The interaction of seagrasses with the dynamics of an oscillatory wave induced flow is assessed with a new Lagrangian plant model. The plant model simulates moving plants in canopies and their dissipative effect on the ambient flow. Concomitantly the plant model is interactively coupled to a 3D hydrodynamic numerical model allowing for a bilateral feedback between moving plants and flow. Model results demonstrate that this interaction causes a modification of current profiles within and above a canopy as compared to an undisturbed flow. While the overall effect of submerged plant canopies is a dampening of dynamics, the flow may locally be intensified. The model predicted an intensification of the flow near the top of a canopy in concurrence with field and laboratory observations. Dissipation in the coupled model, due to the applied non-linear friction law, grows exponentially with increasing flow.
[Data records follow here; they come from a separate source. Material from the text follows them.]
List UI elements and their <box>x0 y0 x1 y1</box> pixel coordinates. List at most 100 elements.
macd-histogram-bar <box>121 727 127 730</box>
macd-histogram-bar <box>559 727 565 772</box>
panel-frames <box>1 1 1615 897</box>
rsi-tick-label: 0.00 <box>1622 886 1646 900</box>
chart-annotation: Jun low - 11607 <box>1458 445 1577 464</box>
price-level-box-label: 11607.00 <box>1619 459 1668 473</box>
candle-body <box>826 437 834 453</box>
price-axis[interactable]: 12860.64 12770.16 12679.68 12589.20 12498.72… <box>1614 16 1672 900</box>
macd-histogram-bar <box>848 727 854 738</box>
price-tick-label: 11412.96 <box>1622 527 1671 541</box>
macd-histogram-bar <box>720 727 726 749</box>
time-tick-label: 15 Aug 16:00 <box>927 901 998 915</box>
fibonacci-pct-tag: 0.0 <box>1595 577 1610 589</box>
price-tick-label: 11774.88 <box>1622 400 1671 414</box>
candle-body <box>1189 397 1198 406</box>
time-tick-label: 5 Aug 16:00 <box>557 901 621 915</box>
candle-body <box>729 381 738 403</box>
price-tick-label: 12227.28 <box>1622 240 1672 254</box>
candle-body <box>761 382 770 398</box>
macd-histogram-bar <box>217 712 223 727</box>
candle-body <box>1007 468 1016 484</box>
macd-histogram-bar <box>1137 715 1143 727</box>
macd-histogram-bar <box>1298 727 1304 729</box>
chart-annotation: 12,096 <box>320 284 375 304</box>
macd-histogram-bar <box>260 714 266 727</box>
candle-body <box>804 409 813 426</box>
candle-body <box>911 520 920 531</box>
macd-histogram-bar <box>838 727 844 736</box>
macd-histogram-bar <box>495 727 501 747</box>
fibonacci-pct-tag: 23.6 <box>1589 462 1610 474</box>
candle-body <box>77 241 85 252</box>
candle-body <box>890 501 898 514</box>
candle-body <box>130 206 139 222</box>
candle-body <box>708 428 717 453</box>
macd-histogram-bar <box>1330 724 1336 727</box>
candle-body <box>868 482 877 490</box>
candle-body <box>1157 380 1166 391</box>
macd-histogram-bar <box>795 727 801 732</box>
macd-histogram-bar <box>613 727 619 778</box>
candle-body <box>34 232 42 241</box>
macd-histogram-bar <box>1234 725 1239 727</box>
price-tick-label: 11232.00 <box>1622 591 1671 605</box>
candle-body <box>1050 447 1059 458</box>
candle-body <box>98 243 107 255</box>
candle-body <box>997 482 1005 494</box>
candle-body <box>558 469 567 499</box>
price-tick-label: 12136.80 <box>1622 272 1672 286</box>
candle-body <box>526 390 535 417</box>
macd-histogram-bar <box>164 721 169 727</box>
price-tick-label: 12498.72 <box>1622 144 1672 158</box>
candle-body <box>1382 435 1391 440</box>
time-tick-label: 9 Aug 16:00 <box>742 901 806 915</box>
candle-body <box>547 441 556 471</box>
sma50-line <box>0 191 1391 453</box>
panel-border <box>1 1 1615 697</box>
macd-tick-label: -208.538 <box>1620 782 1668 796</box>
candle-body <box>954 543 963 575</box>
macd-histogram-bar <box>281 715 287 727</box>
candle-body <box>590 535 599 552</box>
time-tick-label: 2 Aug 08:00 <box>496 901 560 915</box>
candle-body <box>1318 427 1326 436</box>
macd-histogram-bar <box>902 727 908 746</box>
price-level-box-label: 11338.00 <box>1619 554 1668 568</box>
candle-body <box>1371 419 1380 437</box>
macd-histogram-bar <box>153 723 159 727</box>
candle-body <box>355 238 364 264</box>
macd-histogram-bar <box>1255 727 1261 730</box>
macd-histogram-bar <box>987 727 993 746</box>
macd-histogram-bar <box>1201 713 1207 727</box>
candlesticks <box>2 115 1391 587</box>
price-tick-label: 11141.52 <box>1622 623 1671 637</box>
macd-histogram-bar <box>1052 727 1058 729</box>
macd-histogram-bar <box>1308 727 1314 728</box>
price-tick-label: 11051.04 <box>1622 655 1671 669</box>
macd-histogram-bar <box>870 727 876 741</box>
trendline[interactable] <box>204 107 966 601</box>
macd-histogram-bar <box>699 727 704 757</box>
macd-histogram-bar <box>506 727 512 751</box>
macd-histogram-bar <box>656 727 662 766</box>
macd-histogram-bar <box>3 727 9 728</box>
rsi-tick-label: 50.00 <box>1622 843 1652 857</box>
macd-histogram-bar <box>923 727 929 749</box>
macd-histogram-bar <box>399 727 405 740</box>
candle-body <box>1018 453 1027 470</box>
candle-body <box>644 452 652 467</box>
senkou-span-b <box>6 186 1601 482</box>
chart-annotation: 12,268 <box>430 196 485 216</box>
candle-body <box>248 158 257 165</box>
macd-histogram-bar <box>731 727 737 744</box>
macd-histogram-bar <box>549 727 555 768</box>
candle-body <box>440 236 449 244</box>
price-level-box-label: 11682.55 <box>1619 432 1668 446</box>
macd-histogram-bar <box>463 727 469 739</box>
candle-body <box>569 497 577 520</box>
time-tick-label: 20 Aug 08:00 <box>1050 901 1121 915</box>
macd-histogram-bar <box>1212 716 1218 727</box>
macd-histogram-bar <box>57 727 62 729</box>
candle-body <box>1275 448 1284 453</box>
As a result the permeability of a canopy to the ambient flow decreases with increasing dissipation. Consequently, at high flow velocities, while becoming increasingly impermeable, a canopy acts like an obstacle that deflects the flow above it, which causes the observed intensification. Results for canopies consisting of seagrasses with different leaf structure and plant geometry show remarkable differences in predicted plant motions, current profiles, drag forces, and velocity shear. Predictions for moving plants are compared with those for rigid, less flexible, structures and undisturbed flow.